LaFrederick Thirkill wanted to make sure that lynching victim Ed Johnson’s story remained a part of Chattanooga history.

So Mr. Thirkill, assistant principal at Apison Elementary School, established a scholarship in Mr. Johnson’s honor. Mr. Johnson, a black man, was lynched on the Walnut Street Bridge in 1906 after being accused of raping a white woman.

“Even if he’s not in history books, whoever applies for the scholarship will know about Ed Johnson,” Mr. Thirkill said.

Mr. Thirkill established the scholarship in 2006 and made the first award of $1,000 to Katherine Williams this month.

Ms. Williams, a student at Appalachian State University in Boone, N.C., could not be reached for comment.

TO DONATE

Make donations to: Ed Johnson Memorial Scholarship Fund

Community Foundation of Greater Chattanooga, Inc.

1270 Market St.

Chattanooga, TN 37402

or call 265-0586

The scholarship is awarded to students from Chattanooga with a minimum 2.5 GPA who are criminal justice majors in their sophomore year in college.

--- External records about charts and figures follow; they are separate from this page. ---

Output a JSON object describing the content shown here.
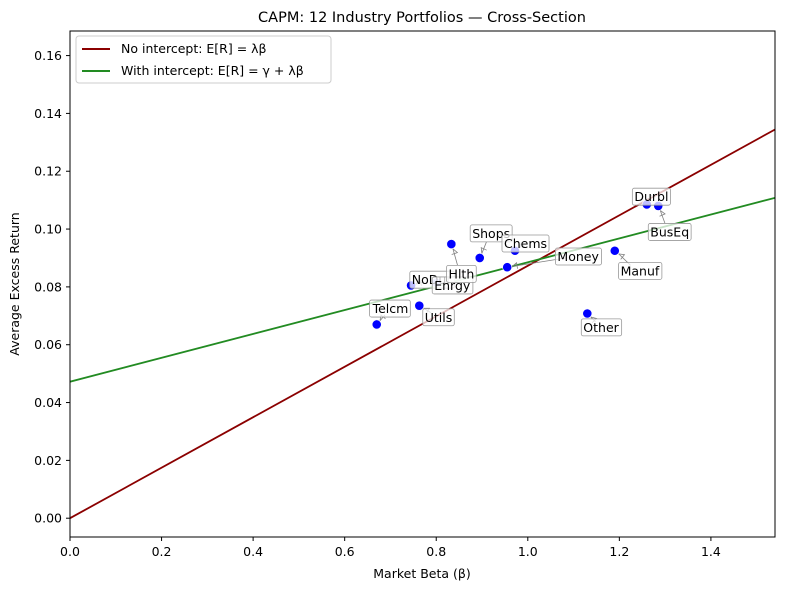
{
  "chart_data": {
    "type": "scatter",
    "title": "CAPM: 12 Industry Portfolios — Cross-Section",
    "xlabel": "Market Beta (β)",
    "ylabel": "Average Excess Return",
    "xlim": [
      0.0,
      1.54
    ],
    "ylim": [
      -0.0065,
      0.1685
    ],
    "xticks": [
      0.0,
      0.2,
      0.4,
      0.6,
      0.8,
      1.0,
      1.2,
      1.4
    ],
    "xtick_labels": [
      "0.0",
      "0.2",
      "0.4",
      "0.6",
      "0.8",
      "1.0",
      "1.2",
      "1.4"
    ],
    "yticks": [
      0.0,
      0.02,
      0.04,
      0.06,
      0.08,
      0.1,
      0.12,
      0.14,
      0.16
    ],
    "ytick_labels": [
      "0.00",
      "0.02",
      "0.04",
      "0.06",
      "0.08",
      "0.10",
      "0.12",
      "0.14",
      "0.16"
    ],
    "grid": false,
    "legend_position": "top-left",
    "points": [
      {
        "name": "Telcm",
        "x": 0.67,
        "y": 0.067
      },
      {
        "name": "Utils",
        "x": 0.763,
        "y": 0.0735
      },
      {
        "name": "NoDur",
        "x": 0.745,
        "y": 0.0805
      },
      {
        "name": "Enrgy",
        "x": 0.8,
        "y": 0.0815
      },
      {
        "name": "Hlth",
        "x": 0.833,
        "y": 0.0948
      },
      {
        "name": "Shops",
        "x": 0.895,
        "y": 0.09
      },
      {
        "name": "Chems",
        "x": 0.972,
        "y": 0.0925
      },
      {
        "name": "Money",
        "x": 0.955,
        "y": 0.0868
      },
      {
        "name": "Manuf",
        "x": 1.19,
        "y": 0.0925
      },
      {
        "name": "Other",
        "x": 1.13,
        "y": 0.0708
      },
      {
        "name": "Durbl",
        "x": 1.26,
        "y": 0.1085
      },
      {
        "name": "BusEq",
        "x": 1.285,
        "y": 0.108
      }
    ],
    "point_labels": [
      {
        "text": "Telcm",
        "pt": 0,
        "lx": 0.7,
        "ly": 0.0725
      },
      {
        "text": "Utils",
        "pt": 1,
        "lx": 0.805,
        "ly": 0.0695
      },
      {
        "text": "NoDur",
        "pt": 2,
        "lx": 0.79,
        "ly": 0.0825
      },
      {
        "text": "Enrgy",
        "pt": 3,
        "lx": 0.835,
        "ly": 0.0805
      },
      {
        "text": "Hlth",
        "pt": 4,
        "lx": 0.855,
        "ly": 0.0845
      },
      {
        "text": "Shops",
        "pt": 5,
        "lx": 0.92,
        "ly": 0.0985
      },
      {
        "text": "Chems",
        "pt": 6,
        "lx": 0.995,
        "ly": 0.095
      },
      {
        "text": "Money",
        "pt": 7,
        "lx": 1.11,
        "ly": 0.0905
      },
      {
        "text": "Manuf",
        "pt": 8,
        "lx": 1.245,
        "ly": 0.0855
      },
      {
        "text": "Other",
        "pt": 9,
        "lx": 1.16,
        "ly": 0.066
      },
      {
        "text": "Durbl",
        "pt": 10,
        "lx": 1.27,
        "ly": 0.1112
      },
      {
        "text": "BusEq",
        "pt": 11,
        "lx": 1.31,
        "ly": 0.099
      }
    ],
    "series": [
      {
        "name": "No intercept: E[R] = λβ",
        "intercept": 0.0,
        "slope": 0.0873,
        "color": "#8b0000"
      },
      {
        "name": "With intercept: E[R] = γ + λβ",
        "intercept": 0.0472,
        "slope": 0.0413,
        "color": "#228b22"
      }
    ],
    "point_color": "#0000ff"
  }
}
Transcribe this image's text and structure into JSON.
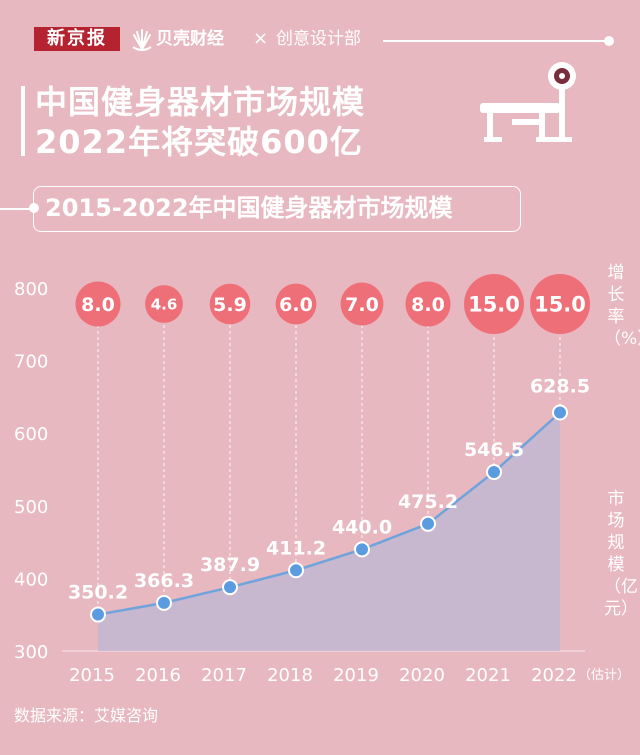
{
  "header": {
    "brand1": "新京报",
    "brand2": "贝壳财经",
    "separator": "×",
    "brand3": "创意设计部"
  },
  "title": {
    "line1": "中国健身器材市场规模",
    "line2": "2022年将突破600亿"
  },
  "subtitle": "2015-2022年中国健身器材市场规模",
  "growth_axis_label": "增长率（%）",
  "market_axis_label": "市场规模（亿元）",
  "estimate_note": "（估计）",
  "source": "数据来源：艾媒咨询",
  "colors": {
    "background": "#e8b8c0",
    "bubble": "#ef6f78",
    "area": "#c4b8d0",
    "line": "#6fa3dc",
    "point": "#5b9be0"
  },
  "chart_data": {
    "type": "line",
    "categories": [
      "2015",
      "2016",
      "2017",
      "2018",
      "2019",
      "2020",
      "2021",
      "2022"
    ],
    "series": [
      {
        "name": "市场规模",
        "unit": "亿元",
        "values": [
          350.2,
          366.3,
          387.9,
          411.2,
          440.0,
          475.2,
          546.5,
          628.5
        ]
      },
      {
        "name": "增长率",
        "unit": "%",
        "values": [
          8.0,
          4.6,
          5.9,
          6.0,
          7.0,
          8.0,
          15.0,
          15.0
        ]
      }
    ],
    "value_labels": [
      "350.2",
      "366.3",
      "387.9",
      "411.2",
      "440.0",
      "475.2",
      "546.5",
      "628.5"
    ],
    "growth_labels": [
      "8.0",
      "4.6",
      "5.9",
      "6.0",
      "7.0",
      "8.0",
      "15.0",
      "15.0"
    ],
    "yticks": [
      "300",
      "400",
      "500",
      "600",
      "700",
      "800"
    ],
    "ylim": [
      300,
      800
    ],
    "grid": false
  }
}
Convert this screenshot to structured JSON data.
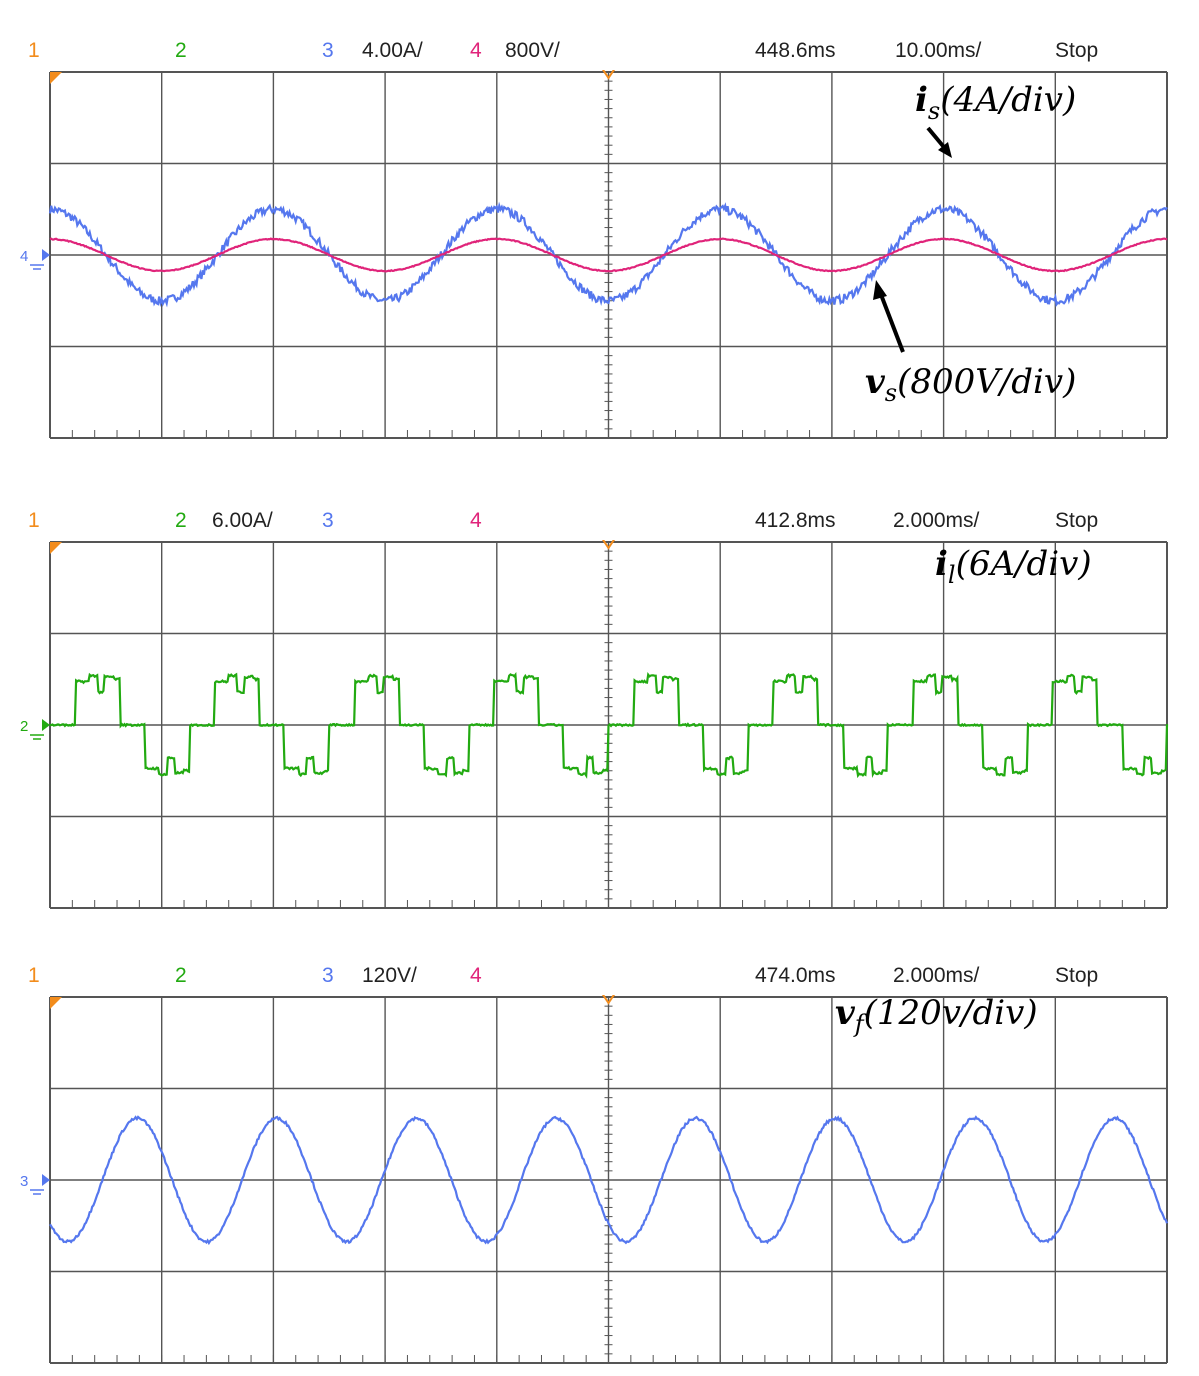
{
  "colors": {
    "ch1": "#f28c1c",
    "ch2": "#22aa11",
    "ch3": "#5577ee",
    "ch4": "#e0247a",
    "grid": "#555555"
  },
  "panels": [
    {
      "header": {
        "ch1": "1",
        "ch2": "2",
        "ch2_scale": "",
        "ch3": "3",
        "ch3_scale": "4.00A/",
        "ch4": "4",
        "ch4_scale": "800V/",
        "delay": "448.6ms",
        "timebase": "10.00ms/",
        "status": "Stop"
      },
      "labels": [
        {
          "sym": "i",
          "sub": "s",
          "scale": "(4A/div)"
        },
        {
          "sym": "v",
          "sub": "s",
          "scale": "(800V/div)"
        }
      ],
      "marker": "4",
      "chart_data": {
        "type": "line",
        "x_unit": "div",
        "xlim": [
          0,
          10
        ],
        "ylim": [
          -4,
          4
        ],
        "series": [
          {
            "name": "i_s",
            "channel": 3,
            "scale": "4A/div",
            "amplitude_div": 1.0,
            "period_div": 2.0,
            "phase_deg": 90,
            "offset_div": 0,
            "ripple_div": 0.18
          },
          {
            "name": "v_s",
            "channel": 4,
            "scale": "800V/div",
            "amplitude_div": 0.35,
            "period_div": 2.0,
            "phase_deg": 90,
            "offset_div": 0,
            "ripple_div": 0.02
          }
        ]
      }
    },
    {
      "header": {
        "ch1": "1",
        "ch2": "2",
        "ch2_scale": "6.00A/",
        "ch3": "3",
        "ch3_scale": "",
        "ch4": "4",
        "ch4_scale": "",
        "delay": "412.8ms",
        "timebase": "2.000ms/",
        "status": "Stop"
      },
      "labels": [
        {
          "sym": "i",
          "sub": "l",
          "scale": "(6A/div)"
        }
      ],
      "marker": "2",
      "chart_data": {
        "type": "line",
        "x_unit": "div",
        "xlim": [
          0,
          10
        ],
        "ylim": [
          -4,
          4
        ],
        "series": [
          {
            "name": "i_l",
            "channel": 2,
            "scale": "6A/div",
            "waveform": "stepped",
            "period_div": 1.25,
            "levels_div": [
              0,
              1,
              1.08,
              0.75,
              1.08,
              1
            ],
            "offset_div": 0
          }
        ]
      }
    },
    {
      "header": {
        "ch1": "1",
        "ch2": "2",
        "ch2_scale": "",
        "ch3": "3",
        "ch3_scale": "120V/",
        "ch4": "4",
        "ch4_scale": "",
        "delay": "474.0ms",
        "timebase": "2.000ms/",
        "status": "Stop"
      },
      "labels": [
        {
          "sym": "v",
          "sub": "f",
          "scale": "(120v/div)"
        }
      ],
      "marker": "3",
      "chart_data": {
        "type": "line",
        "x_unit": "div",
        "xlim": [
          0,
          10
        ],
        "ylim": [
          -4,
          4
        ],
        "series": [
          {
            "name": "v_f",
            "channel": 3,
            "scale": "120V/div",
            "amplitude_div": 1.35,
            "period_div": 1.25,
            "phase_deg": -135,
            "offset_div": 0,
            "ripple_div": 0.06
          }
        ]
      }
    }
  ]
}
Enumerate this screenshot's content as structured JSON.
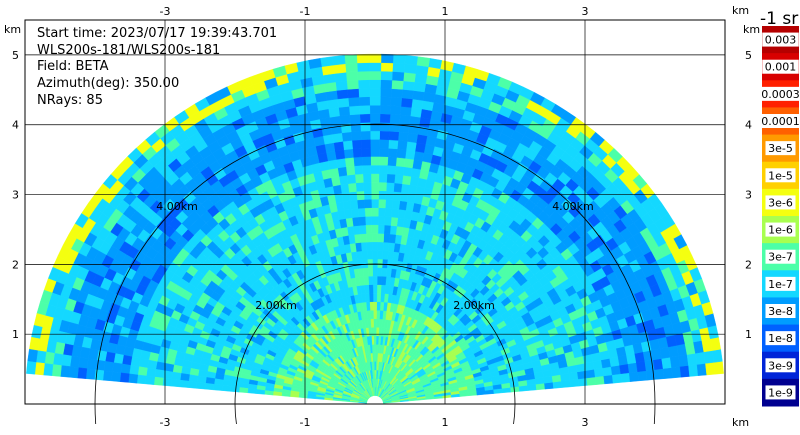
{
  "info": {
    "start_time": "Start time: 2023/07/17 19:39:43.701",
    "instrument": "WLS200s-181/WLS200s-181",
    "field": "Field: BETA",
    "azimuth": "Azimuth(deg): 350.00",
    "nrays": "NRays: 85"
  },
  "chart_data": {
    "type": "heatmap",
    "projection": "RHI",
    "axes": {
      "x_ticks": [
        -3,
        -1,
        1,
        3
      ],
      "y_ticks": [
        1,
        2,
        3,
        4,
        5
      ],
      "x_unit": "km",
      "y_unit": "km",
      "xlim": [
        -5,
        5
      ],
      "ylim": [
        0,
        5.5
      ],
      "grid": true
    },
    "range_rings": [
      {
        "range_km": 2,
        "label": "2.00km"
      },
      {
        "range_km": 4,
        "label": "4.00km"
      }
    ],
    "field": "BETA",
    "azimuth_deg": 350.0,
    "nrays": 85,
    "data_extent_km": 5.0,
    "colorbar": {
      "title": "-1 sr",
      "scale": "log",
      "labels": [
        "0.003",
        "0.001",
        "0.0003",
        "0.0001",
        "3e-5",
        "1e-5",
        "3e-6",
        "1e-6",
        "3e-7",
        "1e-7",
        "3e-8",
        "1e-8",
        "3e-9",
        "1e-9"
      ],
      "colors": [
        "#b50000",
        "#d80000",
        "#ff2000",
        "#ff6000",
        "#ff9a00",
        "#ffd000",
        "#f4ff10",
        "#a8ff50",
        "#4cffa8",
        "#14d8ff",
        "#009cff",
        "#0060ff",
        "#0024d8",
        "#000090"
      ]
    },
    "typical_value_by_range": [
      {
        "range_km": 0.5,
        "value": "3e-7"
      },
      {
        "range_km": 2.0,
        "value": "1e-7"
      },
      {
        "range_km": 4.0,
        "value": "3e-8"
      },
      {
        "range_km": 5.0,
        "value": "1e-7"
      }
    ]
  }
}
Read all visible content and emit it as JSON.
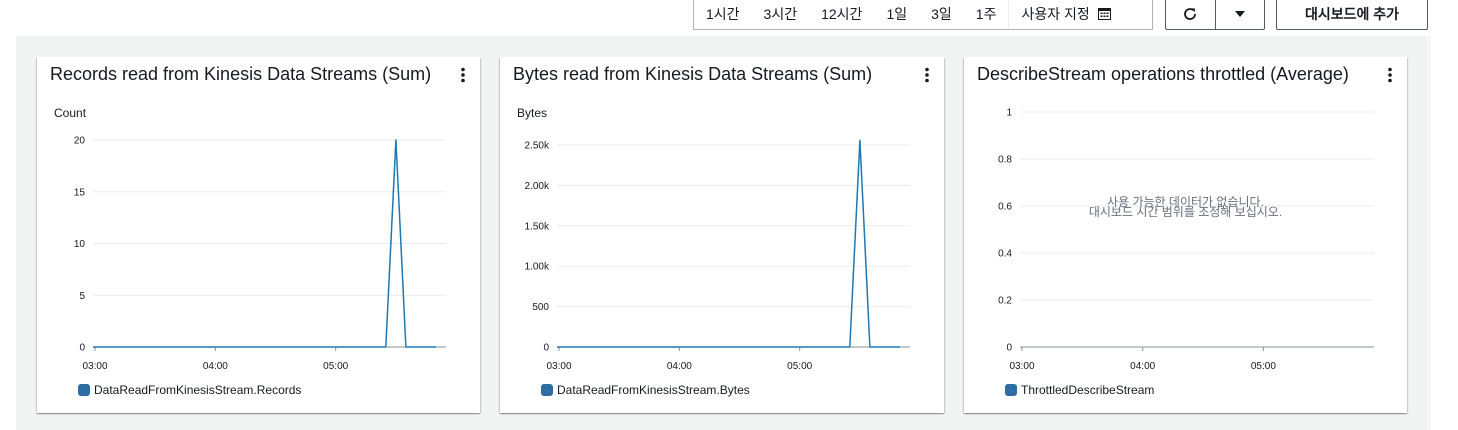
{
  "time_range": {
    "items": [
      "1시간",
      "3시간",
      "12시간",
      "1일",
      "3일",
      "1주"
    ],
    "custom_label": "사용자 지정"
  },
  "toolbar": {
    "add_to_dashboard": "대시보드에 추가"
  },
  "colors": {
    "series": "#1f77b4",
    "accent": "#2e6da4",
    "grid": "#e9ebed",
    "axis": "#879596"
  },
  "widgets": [
    {
      "title": "Records read from Kinesis Data Streams (Sum)",
      "unit": "Count",
      "legend": "DataReadFromKinesisStream.Records",
      "no_data": null
    },
    {
      "title": "Bytes read from Kinesis Data Streams (Sum)",
      "unit": "Bytes",
      "legend": "DataReadFromKinesisStream.Bytes",
      "no_data": null
    },
    {
      "title": "DescribeStream operations throttled (Average)",
      "unit": "",
      "legend": "ThrottledDescribeStream",
      "no_data": [
        "사용 가능한 데이터가 없습니다.",
        "대시보드 시간 범위를 조정해 보십시오."
      ]
    }
  ],
  "chart_data": [
    {
      "type": "line",
      "title": "Records read from Kinesis Data Streams (Sum)",
      "ylabel": "Count",
      "ylim": [
        0,
        20
      ],
      "yticks": [
        0,
        5,
        10,
        15,
        20
      ],
      "ytick_labels": [
        "0",
        "5",
        "10",
        "15",
        "20"
      ],
      "xlim": [
        "02:59",
        "05:55"
      ],
      "xticks": [
        "03:00",
        "04:00",
        "05:00"
      ],
      "grid": true,
      "legend_position": "bottom-left",
      "series": [
        {
          "name": "DataReadFromKinesisStream.Records",
          "x": [
            "02:59",
            "05:25",
            "05:30",
            "05:35",
            "05:50"
          ],
          "y": [
            0,
            0,
            20,
            0,
            0
          ]
        }
      ]
    },
    {
      "type": "line",
      "title": "Bytes read from Kinesis Data Streams (Sum)",
      "ylabel": "Bytes",
      "ylim": [
        0,
        2600
      ],
      "yticks": [
        0,
        500,
        1000,
        1500,
        2000,
        2500
      ],
      "ytick_labels": [
        "0",
        "500",
        "1.00k",
        "1.50k",
        "2.00k",
        "2.50k"
      ],
      "xlim": [
        "02:59",
        "05:55"
      ],
      "xticks": [
        "03:00",
        "04:00",
        "05:00"
      ],
      "grid": true,
      "legend_position": "bottom-left",
      "series": [
        {
          "name": "DataReadFromKinesisStream.Bytes",
          "x": [
            "02:59",
            "05:25",
            "05:30",
            "05:35",
            "05:50"
          ],
          "y": [
            0,
            0,
            2560,
            0,
            0
          ]
        }
      ]
    },
    {
      "type": "line",
      "title": "DescribeStream operations throttled (Average)",
      "ylabel": "",
      "ylim": [
        0,
        1
      ],
      "yticks": [
        0,
        0.2,
        0.4,
        0.6,
        0.8,
        1
      ],
      "ytick_labels": [
        "0",
        "0.2",
        "0.4",
        "0.6",
        "0.8",
        "1"
      ],
      "xlim": [
        "02:59",
        "05:55"
      ],
      "xticks": [
        "03:00",
        "04:00",
        "05:00"
      ],
      "grid": true,
      "legend_position": "bottom-left",
      "series": [
        {
          "name": "ThrottledDescribeStream",
          "x": [],
          "y": []
        }
      ]
    }
  ]
}
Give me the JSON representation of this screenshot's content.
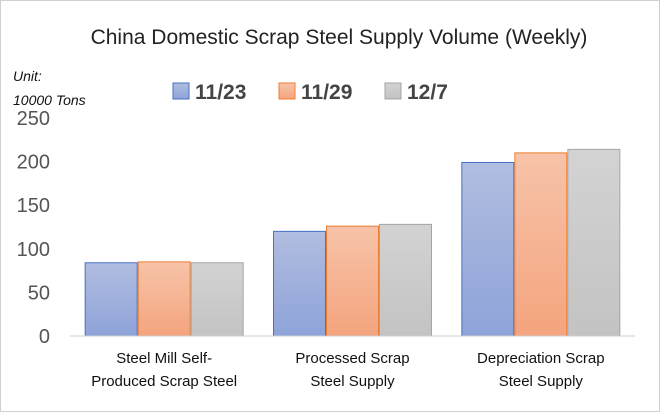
{
  "chart_data": {
    "type": "bar",
    "title": "China Domestic Scrap Steel Supply Volume (Weekly)",
    "unit_label": [
      "Unit:",
      "10000 Tons"
    ],
    "xlabel": "",
    "ylabel": "",
    "ylim": [
      0,
      250
    ],
    "yticks": [
      0,
      50,
      100,
      150,
      200,
      250
    ],
    "grid": false,
    "legend_position": "top",
    "categories": [
      [
        "Steel Mill Self-",
        "Produced Scrap Steel"
      ],
      [
        "Processed Scrap",
        "Steel Supply"
      ],
      [
        "Depreciation Scrap",
        "Steel Supply"
      ]
    ],
    "series": [
      {
        "name": "11/23",
        "values": [
          84,
          120,
          199
        ],
        "color": "#8ea3d9",
        "color_top": "#b1bde0",
        "border": "#4472c4"
      },
      {
        "name": "11/29",
        "values": [
          85,
          126,
          210
        ],
        "color": "#f4a47e",
        "color_top": "#f7c3a8",
        "border": "#ed7d31"
      },
      {
        "name": "12/7",
        "values": [
          84,
          128,
          214
        ],
        "color": "#c3c3c3",
        "color_top": "#d3d3d3",
        "border": "#a5a5a5"
      }
    ]
  }
}
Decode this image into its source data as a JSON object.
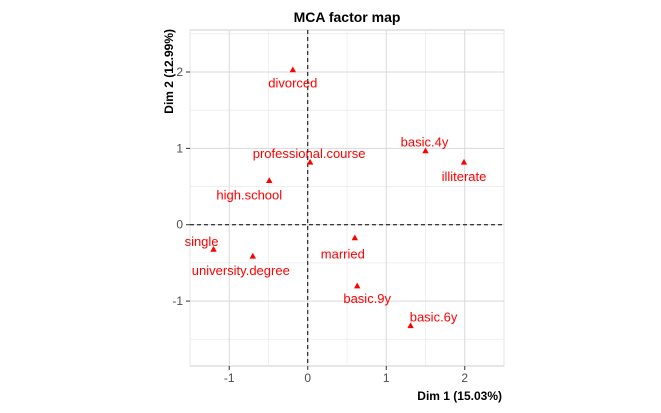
{
  "chart_data": {
    "type": "scatter",
    "title": "MCA factor map",
    "xlabel": "Dim 1 (15.03%)",
    "ylabel": "Dim 2 (12.99%)",
    "xlim": [
      -1.5,
      2.5
    ],
    "ylim": [
      -1.85,
      2.55
    ],
    "x_ticks": [
      -1,
      0,
      1,
      2
    ],
    "y_ticks": [
      -1,
      0,
      1,
      2
    ],
    "x_tick_labels": [
      "-1",
      "0",
      "1",
      "2"
    ],
    "y_tick_labels": [
      "-1",
      "0",
      "1",
      "2"
    ],
    "grid": true,
    "reference_lines": {
      "x": 0,
      "y": 0,
      "style": "dashed"
    },
    "point_color": "#ff0000",
    "points": [
      {
        "label": "divorced",
        "x": -0.19,
        "y": 2.03
      },
      {
        "label": "professional.course",
        "x": 0.03,
        "y": 0.82
      },
      {
        "label": "basic.4y",
        "x": 1.5,
        "y": 0.97
      },
      {
        "label": "illiterate",
        "x": 1.99,
        "y": 0.82
      },
      {
        "label": "high.school",
        "x": -0.49,
        "y": 0.58
      },
      {
        "label": "single",
        "x": -1.2,
        "y": -0.32
      },
      {
        "label": "university.degree",
        "x": -0.7,
        "y": -0.41
      },
      {
        "label": "married",
        "x": 0.6,
        "y": -0.17
      },
      {
        "label": "basic.9y",
        "x": 0.63,
        "y": -0.8
      },
      {
        "label": "basic.6y",
        "x": 1.31,
        "y": -1.32
      }
    ]
  }
}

The scholarship is intended to be awarded annually, but it took him three years to find a student meeting the criteria, Mr. Thirkill said.

The scholarship is an example of how triumph can come from tragedy, said Briston Smith, a local electrician.

In the play “Dead Innocent,” written by Mr. Thirkill, Mr. Smith portrayed local attorney Noah Parden, who defended Mr. Johnson.

“Ed Johnson was innocent,” Mr. Smith said. “He was killed, but the end result is that with the scholarship, someone’s future will benefit because of his (Mr. Johnson’s) past.”

The 1906 case drew national attention and may have led to a reduction in lynchings across the nation, according to news reports.

The number of lynchings started to drop after the U.S. Supreme Court found Hamilton County Sheriff Joseph F. Shipp and others in contempt of court for not adequately protecting Mr. Johnson from a mob while he was in jail, according to former Dallas Morning News and Chattanooga Times reporter Mark Curriden.

Mr. Curriden and retired local attorney Leroy Phillips co-wrote a book titled “Contempt of Court” about the Johnson case.

A lynch mob kidnapped Mr. Johnson from the Hamilton County Jail and hanged him on the bridge at night on March 19, 1906, Mr. Phillips said.

Mr. Phillips helped get Mr. Johnson’s conviction reversed in 1999.

Mr. Thirkill got involved in the story after reading about Mr. Phillips’ book and research on Mr. Johnson. He also organized a cleanup of Pleasant Gardens Cemetery, where Mr. Johnson is buried.